You could code up a simulation with the given sample sizes to figure out the power for each result you're getting

#### Buckeye

##### Active Member
I see. I'm noticing a fundamental difference in the calculations. I think each has their own justification. The one I coded seems to be a large sample test with the Z statistic. On the other hand, power.prop.test assumes we are comparing frequencies in a contingency table. In other words, a chi-square test of independence between rows and columns. I'm wondering what the benefit and drawback of each. The power in both examples is 90%. Essentially, if I use a Z test the sample size is 652 whereas if I use a chi-square test the sample size is 326. The chi-square sample size calculation uses a binomial approximation to the normal.
Code:
# N=326
power.prop.test(n = NULL, p1 = .28, p2 = .4,
sig.level = .05,power = .90,strict = TRUE,
alternative = c("two.sided"))

prop.test(x=c(326,91),n=c(326,326),conf.level = .95,alternative = "two.sided")

# N=652
sample_size(.5,.5,.28,.4,qnorm(0.975,mean=0,sd=1),qnorm(0.90,mean=0,sd=1))

Last edited:

#### Buckeye

##### Active Member
Yes, they are. It's because the sample size formulas are different (borrowed from the article above):

#### Buckeye

##### Active Member
Suppose I have infinite time to collect data. Why would I choose one over the other?

#### Dason

I don't know. I don't typically like using these kinds of sample size calculators. Instead I just simulate and use that to estimate power over a range of sample sizes. That way I know the sample size I get will be accurate for the actual analysis I'll be doing.

#### Buckeye

##### Active Member
That's fair. I suppose I can do that and see if the power I get back with the values I set lines up. I guess my question boils down to why run a chi square test as opposed to a Z test. I'll do more reading.

#### fed2

##### Active Member
i check your example against sas proc power, it gives exactly 652, exactly same as your example (apparently example 3.2 from your book.)

proc power;
twosamplefreq test=pchi
groupproportions = (0.4 0.28)
ntotal=.
power=0.9
this uses a 'normal approximation method', according to SAS.
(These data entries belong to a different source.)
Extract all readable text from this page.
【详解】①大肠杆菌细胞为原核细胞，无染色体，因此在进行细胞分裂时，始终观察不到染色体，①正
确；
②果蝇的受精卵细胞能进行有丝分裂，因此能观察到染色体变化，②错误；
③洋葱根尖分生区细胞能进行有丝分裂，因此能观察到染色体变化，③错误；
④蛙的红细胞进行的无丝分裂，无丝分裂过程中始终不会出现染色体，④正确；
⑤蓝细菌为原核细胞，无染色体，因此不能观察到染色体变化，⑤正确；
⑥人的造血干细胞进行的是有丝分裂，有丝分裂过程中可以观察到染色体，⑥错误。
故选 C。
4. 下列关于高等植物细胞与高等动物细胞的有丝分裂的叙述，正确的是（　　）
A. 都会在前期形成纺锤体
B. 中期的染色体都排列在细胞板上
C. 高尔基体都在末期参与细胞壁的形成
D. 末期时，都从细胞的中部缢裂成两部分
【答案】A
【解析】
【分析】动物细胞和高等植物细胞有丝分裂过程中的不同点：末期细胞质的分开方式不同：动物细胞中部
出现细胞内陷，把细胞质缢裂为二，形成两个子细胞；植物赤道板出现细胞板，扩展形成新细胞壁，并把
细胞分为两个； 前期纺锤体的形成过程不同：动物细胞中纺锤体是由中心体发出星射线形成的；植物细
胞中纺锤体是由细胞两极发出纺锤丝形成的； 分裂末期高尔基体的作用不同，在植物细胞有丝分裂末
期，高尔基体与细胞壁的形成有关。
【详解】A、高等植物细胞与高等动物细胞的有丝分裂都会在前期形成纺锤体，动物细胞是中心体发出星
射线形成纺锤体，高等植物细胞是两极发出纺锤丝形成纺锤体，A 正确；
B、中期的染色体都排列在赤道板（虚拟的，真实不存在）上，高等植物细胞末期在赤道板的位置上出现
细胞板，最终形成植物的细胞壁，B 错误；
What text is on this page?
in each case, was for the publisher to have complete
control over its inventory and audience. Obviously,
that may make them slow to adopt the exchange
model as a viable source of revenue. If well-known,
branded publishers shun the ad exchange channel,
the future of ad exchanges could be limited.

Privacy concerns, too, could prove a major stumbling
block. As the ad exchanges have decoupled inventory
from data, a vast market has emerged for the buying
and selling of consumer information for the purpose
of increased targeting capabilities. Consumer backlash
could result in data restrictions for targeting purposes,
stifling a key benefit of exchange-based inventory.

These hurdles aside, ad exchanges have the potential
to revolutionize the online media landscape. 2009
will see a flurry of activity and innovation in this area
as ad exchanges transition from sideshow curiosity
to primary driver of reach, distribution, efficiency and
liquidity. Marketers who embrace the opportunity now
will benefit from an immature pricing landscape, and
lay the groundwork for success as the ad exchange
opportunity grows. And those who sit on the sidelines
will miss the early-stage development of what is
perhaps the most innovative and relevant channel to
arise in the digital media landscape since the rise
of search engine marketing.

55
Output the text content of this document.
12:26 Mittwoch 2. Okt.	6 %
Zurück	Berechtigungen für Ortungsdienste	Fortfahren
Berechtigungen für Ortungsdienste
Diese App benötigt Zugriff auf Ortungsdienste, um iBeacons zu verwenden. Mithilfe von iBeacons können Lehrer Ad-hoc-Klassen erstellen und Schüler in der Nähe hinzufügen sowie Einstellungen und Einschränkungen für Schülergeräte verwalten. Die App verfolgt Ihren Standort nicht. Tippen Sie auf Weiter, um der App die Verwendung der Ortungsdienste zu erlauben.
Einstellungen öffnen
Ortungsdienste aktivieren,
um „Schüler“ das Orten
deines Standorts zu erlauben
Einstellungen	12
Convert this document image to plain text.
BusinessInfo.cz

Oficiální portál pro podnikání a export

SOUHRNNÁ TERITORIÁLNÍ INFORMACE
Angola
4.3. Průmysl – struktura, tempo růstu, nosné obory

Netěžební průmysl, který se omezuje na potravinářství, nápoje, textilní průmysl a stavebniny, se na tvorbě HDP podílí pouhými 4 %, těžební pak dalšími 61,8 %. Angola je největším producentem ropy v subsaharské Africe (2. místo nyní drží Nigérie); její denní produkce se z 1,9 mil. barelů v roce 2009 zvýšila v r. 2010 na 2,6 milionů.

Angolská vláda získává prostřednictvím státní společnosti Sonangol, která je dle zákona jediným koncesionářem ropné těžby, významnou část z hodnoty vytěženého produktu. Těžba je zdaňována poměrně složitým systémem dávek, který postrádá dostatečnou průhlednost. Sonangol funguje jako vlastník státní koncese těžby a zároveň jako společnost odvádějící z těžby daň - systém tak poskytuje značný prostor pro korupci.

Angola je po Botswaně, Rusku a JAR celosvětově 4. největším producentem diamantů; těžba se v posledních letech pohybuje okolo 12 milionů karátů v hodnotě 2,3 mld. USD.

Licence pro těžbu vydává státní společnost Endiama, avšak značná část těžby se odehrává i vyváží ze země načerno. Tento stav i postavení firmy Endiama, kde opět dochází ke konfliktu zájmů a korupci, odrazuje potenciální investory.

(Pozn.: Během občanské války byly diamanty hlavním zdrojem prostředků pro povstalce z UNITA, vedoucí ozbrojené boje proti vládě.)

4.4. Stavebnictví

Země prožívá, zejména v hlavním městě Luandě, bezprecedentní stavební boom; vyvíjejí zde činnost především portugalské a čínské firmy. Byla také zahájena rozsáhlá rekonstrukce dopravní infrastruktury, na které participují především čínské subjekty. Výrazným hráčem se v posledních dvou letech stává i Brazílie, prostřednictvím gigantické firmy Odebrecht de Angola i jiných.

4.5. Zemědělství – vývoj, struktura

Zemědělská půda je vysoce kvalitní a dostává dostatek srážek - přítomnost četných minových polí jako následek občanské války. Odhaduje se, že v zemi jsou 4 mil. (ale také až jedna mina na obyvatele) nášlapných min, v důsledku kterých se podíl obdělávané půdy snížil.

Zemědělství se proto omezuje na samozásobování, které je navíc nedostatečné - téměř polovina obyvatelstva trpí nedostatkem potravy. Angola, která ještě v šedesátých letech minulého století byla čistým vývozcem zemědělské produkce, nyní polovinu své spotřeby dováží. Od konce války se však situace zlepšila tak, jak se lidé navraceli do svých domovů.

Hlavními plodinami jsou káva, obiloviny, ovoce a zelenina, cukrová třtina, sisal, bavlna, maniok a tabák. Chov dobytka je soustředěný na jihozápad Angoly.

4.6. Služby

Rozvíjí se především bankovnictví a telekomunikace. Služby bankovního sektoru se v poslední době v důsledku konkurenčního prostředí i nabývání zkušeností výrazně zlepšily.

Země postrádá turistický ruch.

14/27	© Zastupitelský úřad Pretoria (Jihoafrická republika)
Power analysis is not exactly an exact science. no one agrees within +- 30%, so don't obsess over a few ordinary lives.

#### fed2

##### Active Member
concerning r vs. sas, is one giving npergroup, the other ntotal? the two agree within +- 5 as far as i can tell.

#### Buckeye

##### Active Member
Oh, I didn't notice that. I'll take a closer look. Edit: Yes! The formula I coded is the total N whereas power.prop.test is per group. I thought I was losing my mind. Thanks.

Last edited:

#### fed2

##### Active Member
well at least you had the good sense to cross check against a known result.